Genomic prediction typically relies on associations between single-site polymorphisms and traits of interest. This representation of genomic variability has been successful for prediction within populations. However, it usually cannot capture the complex effects due to combination of alleles in haplotypes. Therefore, accuracy across populations has usually been low. Here we present a novel and cost-effective method for imputing cis haplotype associated RNA expression (HARE, RNA expression of genes by haplotype), studied their transferability across tissues, and evaluated genomic prediction models within and across populations. HARE focuses on tightly linked cis acting causal variants in the immediate vicinity of the gene, while excluding trans effects from diffusion and metabolism, so it would be more transferrable across different tissues and populations. We showed that HARE estimates captured one-third of the variation in gene expression and were more transferable across diverse tissues than the measured transcript expression. HARE estimates were used in genomic prediction models evaluated within and across two diverse maize panels – a diverse association panel (Goodman Association panel) and a large half-sib panel (Nested Association Mapping panel) – for predicting 26 complex traits. HARE resulted in up to 15% higher prediction accuracy than control approaches that preserved haplotype structure, suggesting that HARE carried functional information in addition to information about haplotype structure. The largest increase was observed when the model was trained in the Nested Association Mapping panel and tested in the Goodman Association panel. Additionally, HARE yielded higher within-population prediction accuracy as compared to measured expression values. The accuracy achieved by measured expression was variable across tissues whereas accuracy using HARE was more stable across tissues. Therefore, imputing RNA expression of genes by haplotype is stable, cost-effective, and transferable across populations.

For each line in the NAM and Goodman panels, a haplotype ID was obtained in each reference region from the PHG database using function pathsForMethod in the rPHG package in R. Details on the PHG database are presented in Franco JAV, Gage JL, Bradbury PJ, Johnson LC, Miller ZR, Buckler ES, et al. A Maize Practical Haplotype Graph Leverages Diverse NAM Assemblies. Genomics; 2020 Aug. doi:10.1101/2020.08.31.268425.

SNPs data were imputed from the haplotypes for each line in the NAM and Goodman Association panels from the PHG database. The SNPs in the same reference regions as HARE were filtered for minor allele frequency higher than 0.05 and major allele frequency smaller than 0.95, using TASSEL Version 5.0 resulting. The SNPs were then LD filtered to remove SNPs with pairwise R2 > 0.9 within 100 kb windows, using SNPRelate package in R.

File gbs_282_path_minReads1_minTaxa10_splitProb09999_minTransProb35em6_try2.txt is the haplotype matrix for the maize Goodman Association panel. It includes line names in the first column and reference ranges in the first row.
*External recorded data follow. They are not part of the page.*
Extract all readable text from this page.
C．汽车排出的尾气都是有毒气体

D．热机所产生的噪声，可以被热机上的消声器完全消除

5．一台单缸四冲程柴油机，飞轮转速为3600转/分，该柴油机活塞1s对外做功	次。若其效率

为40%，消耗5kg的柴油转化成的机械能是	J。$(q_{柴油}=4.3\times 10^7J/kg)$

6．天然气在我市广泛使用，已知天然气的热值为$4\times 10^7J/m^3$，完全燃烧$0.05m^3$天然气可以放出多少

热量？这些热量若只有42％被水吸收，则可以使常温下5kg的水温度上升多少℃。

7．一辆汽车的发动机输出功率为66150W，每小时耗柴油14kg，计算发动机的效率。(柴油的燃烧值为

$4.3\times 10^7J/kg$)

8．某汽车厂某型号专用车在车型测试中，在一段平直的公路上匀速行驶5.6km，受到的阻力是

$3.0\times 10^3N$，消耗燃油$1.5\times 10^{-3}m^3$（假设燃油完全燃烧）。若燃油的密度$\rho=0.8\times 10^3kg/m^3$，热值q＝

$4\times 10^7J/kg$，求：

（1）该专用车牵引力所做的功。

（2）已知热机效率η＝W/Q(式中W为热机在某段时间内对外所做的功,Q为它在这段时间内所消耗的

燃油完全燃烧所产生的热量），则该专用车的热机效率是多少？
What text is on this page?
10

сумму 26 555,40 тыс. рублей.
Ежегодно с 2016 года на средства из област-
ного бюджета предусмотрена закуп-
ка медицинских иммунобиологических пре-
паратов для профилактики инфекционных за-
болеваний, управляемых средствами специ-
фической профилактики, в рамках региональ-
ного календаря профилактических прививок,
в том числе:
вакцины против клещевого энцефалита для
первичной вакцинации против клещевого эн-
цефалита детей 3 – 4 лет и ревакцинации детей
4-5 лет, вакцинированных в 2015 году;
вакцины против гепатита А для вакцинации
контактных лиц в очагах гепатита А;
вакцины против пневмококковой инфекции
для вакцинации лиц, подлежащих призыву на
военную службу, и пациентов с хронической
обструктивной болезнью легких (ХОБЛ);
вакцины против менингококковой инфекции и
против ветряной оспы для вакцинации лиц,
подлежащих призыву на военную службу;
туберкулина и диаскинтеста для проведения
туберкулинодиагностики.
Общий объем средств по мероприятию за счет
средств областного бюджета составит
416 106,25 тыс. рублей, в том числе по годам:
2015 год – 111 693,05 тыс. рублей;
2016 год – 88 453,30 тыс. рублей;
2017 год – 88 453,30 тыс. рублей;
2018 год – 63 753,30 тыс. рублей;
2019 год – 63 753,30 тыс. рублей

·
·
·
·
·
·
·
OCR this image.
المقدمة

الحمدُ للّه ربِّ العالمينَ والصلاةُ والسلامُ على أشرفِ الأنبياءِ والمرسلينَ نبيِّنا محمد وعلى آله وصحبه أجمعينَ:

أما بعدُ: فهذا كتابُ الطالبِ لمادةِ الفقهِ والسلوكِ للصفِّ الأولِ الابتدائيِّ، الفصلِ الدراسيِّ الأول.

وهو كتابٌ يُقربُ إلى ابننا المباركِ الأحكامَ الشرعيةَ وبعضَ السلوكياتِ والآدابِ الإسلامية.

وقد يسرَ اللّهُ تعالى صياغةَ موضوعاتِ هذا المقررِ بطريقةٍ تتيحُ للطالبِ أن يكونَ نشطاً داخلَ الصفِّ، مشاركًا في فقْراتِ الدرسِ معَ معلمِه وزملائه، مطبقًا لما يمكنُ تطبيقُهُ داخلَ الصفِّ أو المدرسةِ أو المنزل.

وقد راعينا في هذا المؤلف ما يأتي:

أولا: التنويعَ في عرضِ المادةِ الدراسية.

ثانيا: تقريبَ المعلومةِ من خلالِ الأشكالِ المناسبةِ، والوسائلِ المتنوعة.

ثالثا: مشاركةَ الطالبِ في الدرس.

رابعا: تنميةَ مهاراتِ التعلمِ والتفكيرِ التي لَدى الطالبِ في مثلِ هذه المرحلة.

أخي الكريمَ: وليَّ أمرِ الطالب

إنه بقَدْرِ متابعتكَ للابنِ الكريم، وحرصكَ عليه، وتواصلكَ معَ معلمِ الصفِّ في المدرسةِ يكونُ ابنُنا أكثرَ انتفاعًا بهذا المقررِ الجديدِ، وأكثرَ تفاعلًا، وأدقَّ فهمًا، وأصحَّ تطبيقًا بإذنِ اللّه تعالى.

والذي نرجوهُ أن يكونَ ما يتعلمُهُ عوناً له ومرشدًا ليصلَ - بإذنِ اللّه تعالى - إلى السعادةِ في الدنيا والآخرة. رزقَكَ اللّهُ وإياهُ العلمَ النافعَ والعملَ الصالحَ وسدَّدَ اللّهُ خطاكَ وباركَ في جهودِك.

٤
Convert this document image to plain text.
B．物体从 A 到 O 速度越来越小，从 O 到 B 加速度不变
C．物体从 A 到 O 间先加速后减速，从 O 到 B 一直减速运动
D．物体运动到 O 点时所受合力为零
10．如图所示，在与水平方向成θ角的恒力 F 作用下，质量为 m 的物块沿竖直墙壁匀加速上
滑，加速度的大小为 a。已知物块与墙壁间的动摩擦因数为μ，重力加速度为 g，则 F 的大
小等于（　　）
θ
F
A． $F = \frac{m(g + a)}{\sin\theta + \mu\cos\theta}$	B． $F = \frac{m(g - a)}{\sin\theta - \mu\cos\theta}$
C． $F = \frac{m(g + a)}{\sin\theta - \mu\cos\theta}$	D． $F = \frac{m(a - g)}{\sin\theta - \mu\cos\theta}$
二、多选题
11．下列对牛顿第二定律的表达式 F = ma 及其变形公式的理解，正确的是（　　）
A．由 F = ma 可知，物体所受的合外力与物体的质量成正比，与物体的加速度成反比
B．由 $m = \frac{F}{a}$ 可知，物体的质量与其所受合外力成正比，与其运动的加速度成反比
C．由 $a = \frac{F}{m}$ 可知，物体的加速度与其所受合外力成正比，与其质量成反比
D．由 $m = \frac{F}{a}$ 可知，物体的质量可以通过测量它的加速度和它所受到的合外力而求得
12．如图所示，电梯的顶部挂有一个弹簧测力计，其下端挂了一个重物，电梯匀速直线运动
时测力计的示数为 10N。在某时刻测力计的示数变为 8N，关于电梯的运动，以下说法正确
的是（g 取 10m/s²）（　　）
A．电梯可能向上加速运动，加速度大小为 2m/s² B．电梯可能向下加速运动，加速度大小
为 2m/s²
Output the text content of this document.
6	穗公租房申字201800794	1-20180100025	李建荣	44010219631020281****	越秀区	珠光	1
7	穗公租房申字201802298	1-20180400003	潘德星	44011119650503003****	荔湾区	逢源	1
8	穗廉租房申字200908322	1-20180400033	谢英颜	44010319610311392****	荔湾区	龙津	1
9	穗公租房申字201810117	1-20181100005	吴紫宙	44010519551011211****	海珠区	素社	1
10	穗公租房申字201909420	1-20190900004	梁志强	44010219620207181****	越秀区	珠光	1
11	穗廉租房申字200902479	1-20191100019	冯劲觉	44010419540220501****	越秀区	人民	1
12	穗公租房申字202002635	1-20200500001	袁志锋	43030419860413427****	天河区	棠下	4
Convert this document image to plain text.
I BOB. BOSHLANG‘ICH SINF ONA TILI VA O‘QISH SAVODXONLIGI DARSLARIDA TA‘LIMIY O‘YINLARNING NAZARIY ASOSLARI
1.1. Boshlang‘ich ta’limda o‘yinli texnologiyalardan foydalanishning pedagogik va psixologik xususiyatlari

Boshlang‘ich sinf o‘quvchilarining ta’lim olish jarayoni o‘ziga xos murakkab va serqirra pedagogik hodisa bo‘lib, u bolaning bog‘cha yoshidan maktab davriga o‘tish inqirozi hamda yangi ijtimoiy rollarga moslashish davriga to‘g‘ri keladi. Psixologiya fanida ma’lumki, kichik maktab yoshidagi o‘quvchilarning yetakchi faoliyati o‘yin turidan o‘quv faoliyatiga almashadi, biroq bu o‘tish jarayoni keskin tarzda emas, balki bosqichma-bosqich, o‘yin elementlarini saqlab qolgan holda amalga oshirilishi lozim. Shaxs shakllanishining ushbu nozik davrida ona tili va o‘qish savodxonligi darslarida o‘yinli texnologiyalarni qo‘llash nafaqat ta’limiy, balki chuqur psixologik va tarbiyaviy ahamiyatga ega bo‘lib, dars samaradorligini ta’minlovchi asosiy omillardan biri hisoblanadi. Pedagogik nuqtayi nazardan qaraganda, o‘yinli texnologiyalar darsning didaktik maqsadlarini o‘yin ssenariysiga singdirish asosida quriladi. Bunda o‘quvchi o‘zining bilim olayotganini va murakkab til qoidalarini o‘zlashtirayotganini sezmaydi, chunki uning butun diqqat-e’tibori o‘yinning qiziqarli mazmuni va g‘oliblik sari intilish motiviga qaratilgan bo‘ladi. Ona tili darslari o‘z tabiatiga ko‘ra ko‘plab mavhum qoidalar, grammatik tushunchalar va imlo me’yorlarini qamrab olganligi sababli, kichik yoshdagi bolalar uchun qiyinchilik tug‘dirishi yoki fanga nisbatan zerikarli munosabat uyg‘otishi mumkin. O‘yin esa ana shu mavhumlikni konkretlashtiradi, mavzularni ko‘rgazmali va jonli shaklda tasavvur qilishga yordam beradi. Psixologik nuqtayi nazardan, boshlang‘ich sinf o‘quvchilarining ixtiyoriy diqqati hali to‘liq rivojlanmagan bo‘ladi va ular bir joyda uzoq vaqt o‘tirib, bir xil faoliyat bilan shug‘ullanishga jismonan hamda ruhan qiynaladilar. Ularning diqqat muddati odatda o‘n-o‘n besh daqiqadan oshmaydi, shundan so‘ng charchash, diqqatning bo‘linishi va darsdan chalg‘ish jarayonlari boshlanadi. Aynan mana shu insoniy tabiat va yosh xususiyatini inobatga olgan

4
File haplotypes_nam_6277_path_minReads0_minTaxa10_splitProb09999_minTransProb35em6.txt is the haplotype matrix for maize NAM panel. It also includes line names in the first column and reference ranges in the first row. 

phg_ref_range_genes_v3_v5_nondup.csv is the file to cross map phg reference ranges in v5 and corresponding genes in v3.

File filtered005_hare_goodman_sharedPositions_SNPRelate.txt is the SNP file for the Goodman Association panel. The SNPs are from HARE regions filtered for allele frequency greater than 0.05 and less than 0.95, and LD pruned for R² > 0.9 in 100kb window. The first column is the line names in the Goodman Association panel.

File filtered005_hare_nam_sharedPositions_SNPRelate.txt is the SNP file for the NAM panel. The SNPs are from HARE regions filtered for allele frequency greater than 0.05 and less than 0.95, and LD pruned for R² > 0.9 in 100kb window. The first column is the line names in the NAM RILs.